Quien ha pasado por la experiencia de asistir a un funeral de un pariente o amigo, no vuelve jamás a ser la misma persona. Menos, si éste fue parte del llamado círculo familiar cercano.
Comenzamos a entender la Vida no con la percepción ajena. Ese conocimiento permanece más allá del duelo, del dolor y la ausencia del ser, cuyo cuerpo dejamos en el camposanto.
Aunque existe la costumbre desde hace varios años al velatorio fuera de la vivienda, aún muchos hacen la excepción y prefieren velar sus muertos en casa.
Es allí, ya en la casa y su entorno o en la funeraria, donde expresamos nuestras condolencias con los parientes y en esas circunstancias en las que nos parece la ternura hace presa del ser humano.
Las rivalidades políticas, religiosas, económicas y hasta de status, se minimizan.
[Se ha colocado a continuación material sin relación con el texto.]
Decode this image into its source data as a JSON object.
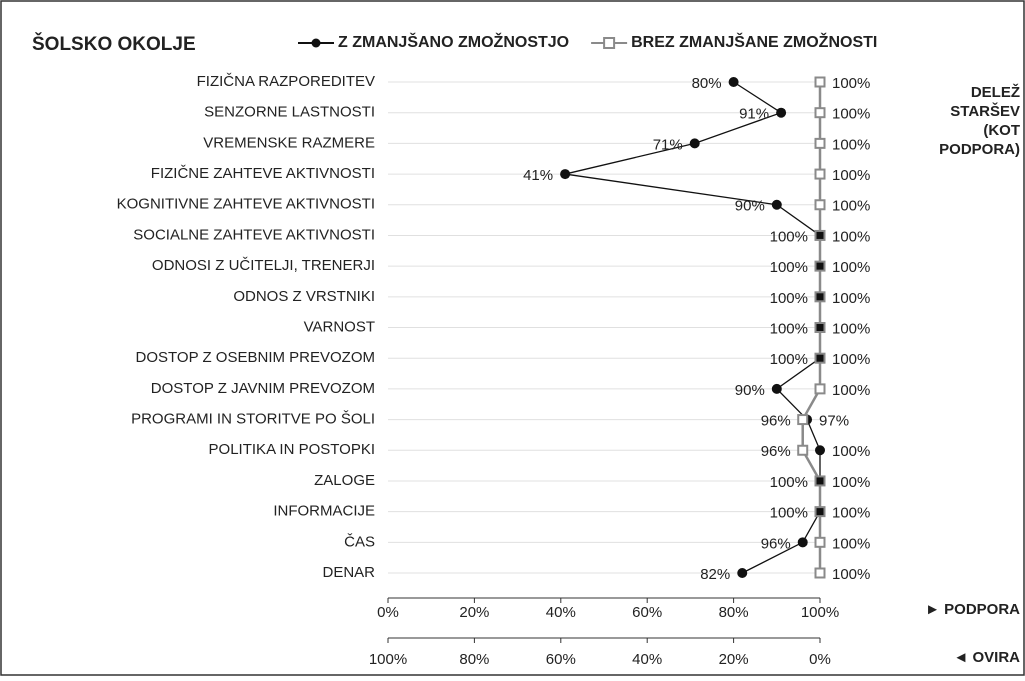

El saludo no falta entre dirigentes políticos que muchas veces mantienen enconadas discrepancias públicas.
Es en las funerarias donde esos “rivales” se tornan actores y no faltan las risas y los cuentos y las remembranzas.
Y se habla muy bien del “muerto” y en vida ni siquiera le dirigían el saludo.
Allí entre el olor inconfundible de las “flores de muertos”, la risa sujetada, los cuentos, a veces hasta de colores… la firma, el sorbo de café, los abrazos, el apretón de manos, la “guardia de honor”, el encontrarnos con amigos con años sin verle (viviendo en la misma ciudad, barriada o comunidad), la conversación de las comadres y las vecinas, que no se “hablan” en la barriada pero en la funeraria si, yace inerte en el frío ataúd con las luces tenues de algunas velas encendidas, la persona a quien le brindamos el último adiós.
Esa muestra de apego, cariño, amor y gratitud de los familiares y amigos hacia la persona fallecida se puso a prueba durante el funeral de R.F.J. alias Papulo, cuando el ataúd cedió con lo que por entonces se creyó que Papulo volvía a la vida, y la primera que salió corriendo fue su mujer Dolorita y todos sus hijos la siguieron en fila india con los presentes que corrían sin saber por qué y más cuando al voltear miraban esa figura envuelta en una manta blanca que también hacía esfuerzos por zafarse y por igual salir de la funeraria.
Al pasar “la tormenta”, se conoció lo siguiente: Una de las mesitas de madera que sostenían el ataúd se rompió y el cadáver se rodó un poco…los presentes vieron como que salía.
La figura envuelta en una manta blanca, era uno de los empleados de la funeraria que realizaba un trabajo en una habitación contigua. Al escuchar los gritos y la huida él sale por igual, llevándose de encuentro unas cortinas blancas y de blondas que muchos confundieron con Papulo.
Sí, los mortuorios nos hacen ser más humanos.